- IATA: ESW; ICAO: KESW; FAA LID: ESW;

Summary
- Airport type: Public
- Owner: WSDOT Aviation Division
- Serves: Easton, Washington
- Elevation AMSL: 2,226 ft (678 m)
- Coordinates: 47°15′15″N 121°11′08″W﻿ / ﻿47.25417°N 121.18556°W
- Interactive map of Easton State Airport

Runways
| Direction | Length |  | Surface |
| ft | m |
| 9/27 | 2,640 | 805 | Turf |

Statistics (2007)
- Aircraft operations: 300
- Source: Federal Aviation Administration

= Easton State Airport =

Easton State Airport is a public use airport located two nautical miles (3.7 km) north of the central business district of Easton, in Kittitas County, Washington, United States. It is owned by the Washington State Department of Transportation's Aviation Division.
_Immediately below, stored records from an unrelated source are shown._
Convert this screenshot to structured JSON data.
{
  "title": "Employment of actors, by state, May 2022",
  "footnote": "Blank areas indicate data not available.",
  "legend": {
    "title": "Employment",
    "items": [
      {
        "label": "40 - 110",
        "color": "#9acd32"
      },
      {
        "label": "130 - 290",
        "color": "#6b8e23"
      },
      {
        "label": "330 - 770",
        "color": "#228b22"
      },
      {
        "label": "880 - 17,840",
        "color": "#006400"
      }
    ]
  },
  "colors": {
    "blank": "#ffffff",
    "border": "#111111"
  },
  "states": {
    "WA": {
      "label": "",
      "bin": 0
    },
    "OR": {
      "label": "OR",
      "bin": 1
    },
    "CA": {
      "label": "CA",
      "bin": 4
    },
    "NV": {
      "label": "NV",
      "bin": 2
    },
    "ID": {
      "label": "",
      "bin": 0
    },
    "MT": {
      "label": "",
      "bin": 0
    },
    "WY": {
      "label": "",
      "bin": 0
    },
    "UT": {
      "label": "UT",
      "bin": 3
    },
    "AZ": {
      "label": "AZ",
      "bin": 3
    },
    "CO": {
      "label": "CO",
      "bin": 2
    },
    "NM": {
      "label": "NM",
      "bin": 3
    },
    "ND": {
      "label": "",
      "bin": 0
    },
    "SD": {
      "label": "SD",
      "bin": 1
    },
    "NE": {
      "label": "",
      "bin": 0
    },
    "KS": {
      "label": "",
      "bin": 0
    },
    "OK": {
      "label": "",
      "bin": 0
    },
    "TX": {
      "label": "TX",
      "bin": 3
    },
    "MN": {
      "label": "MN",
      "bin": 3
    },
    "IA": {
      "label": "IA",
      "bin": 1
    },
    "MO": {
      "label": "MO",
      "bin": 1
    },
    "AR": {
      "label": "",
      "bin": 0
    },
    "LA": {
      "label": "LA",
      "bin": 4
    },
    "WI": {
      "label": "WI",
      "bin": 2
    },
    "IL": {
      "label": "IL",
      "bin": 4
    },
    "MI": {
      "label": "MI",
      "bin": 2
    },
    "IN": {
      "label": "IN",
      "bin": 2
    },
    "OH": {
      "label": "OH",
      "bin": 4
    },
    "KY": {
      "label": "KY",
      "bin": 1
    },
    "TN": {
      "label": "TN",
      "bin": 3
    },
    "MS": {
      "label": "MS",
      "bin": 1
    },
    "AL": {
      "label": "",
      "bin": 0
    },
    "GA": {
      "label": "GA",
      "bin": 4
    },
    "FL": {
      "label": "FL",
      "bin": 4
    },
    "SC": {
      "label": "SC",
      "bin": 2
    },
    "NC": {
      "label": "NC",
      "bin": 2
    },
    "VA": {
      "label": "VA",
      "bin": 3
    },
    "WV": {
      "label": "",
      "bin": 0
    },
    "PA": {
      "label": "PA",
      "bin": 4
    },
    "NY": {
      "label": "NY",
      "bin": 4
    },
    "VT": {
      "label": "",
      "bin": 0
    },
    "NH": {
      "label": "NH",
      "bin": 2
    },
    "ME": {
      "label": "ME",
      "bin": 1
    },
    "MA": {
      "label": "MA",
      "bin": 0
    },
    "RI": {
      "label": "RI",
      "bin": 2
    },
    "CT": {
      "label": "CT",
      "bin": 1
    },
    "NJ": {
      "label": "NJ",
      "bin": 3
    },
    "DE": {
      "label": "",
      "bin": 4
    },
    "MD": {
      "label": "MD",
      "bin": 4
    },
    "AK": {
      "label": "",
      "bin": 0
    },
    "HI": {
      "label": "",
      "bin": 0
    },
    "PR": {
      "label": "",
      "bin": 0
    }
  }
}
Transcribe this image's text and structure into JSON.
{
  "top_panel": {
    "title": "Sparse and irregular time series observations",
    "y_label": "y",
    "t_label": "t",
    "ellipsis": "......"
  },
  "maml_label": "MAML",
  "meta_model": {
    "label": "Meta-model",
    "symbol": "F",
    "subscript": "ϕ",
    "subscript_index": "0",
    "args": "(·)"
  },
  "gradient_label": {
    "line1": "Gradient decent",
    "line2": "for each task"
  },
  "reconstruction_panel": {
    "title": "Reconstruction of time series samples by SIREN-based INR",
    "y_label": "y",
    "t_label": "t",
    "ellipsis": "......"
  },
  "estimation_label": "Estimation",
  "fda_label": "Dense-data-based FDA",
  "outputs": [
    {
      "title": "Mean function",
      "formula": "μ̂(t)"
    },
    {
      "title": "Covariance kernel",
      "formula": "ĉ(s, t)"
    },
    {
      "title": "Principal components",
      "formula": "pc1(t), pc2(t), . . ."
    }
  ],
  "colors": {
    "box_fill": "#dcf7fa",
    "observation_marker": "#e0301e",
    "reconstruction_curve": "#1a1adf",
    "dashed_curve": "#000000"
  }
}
It was constructed in the 1930s by the federal government as an emergency field for DC-3s crossing the Cascades through Snoqualmie Pass. It was acquired by the state in 1958 to preserve it for future use. Easton remains as an important airport on the eastern approaches to Snoqualmie and Stampede Pass.

== Facilities and aircraft ==
Easton State Airport covers an area of 28 acre and has a runway designated 9/27 with a turf surface measuring 2640 by 100 ft, with a 300 ft displaced threshold on the west end.

Field elevation is 2226 ft, and density altitude problems can be encountered in the summer. Trees surround the airport and there are trees in both approaches close in. Deer, elk, and motorcyclists also enjoy the airport. The surface is somewhat rough, and will be soft when wet. An overflight is recommended to check field conditions and obstructions. The airport is generally open from June 1 to October 1.

For the 12-month period ending May 31, 2007, the airport had 300 general aviation aircraft operations, an average of 25 per month. It is an excellent facility for mountain flying / soft field practice. Glider and flying clubs frequently use the field during the summer.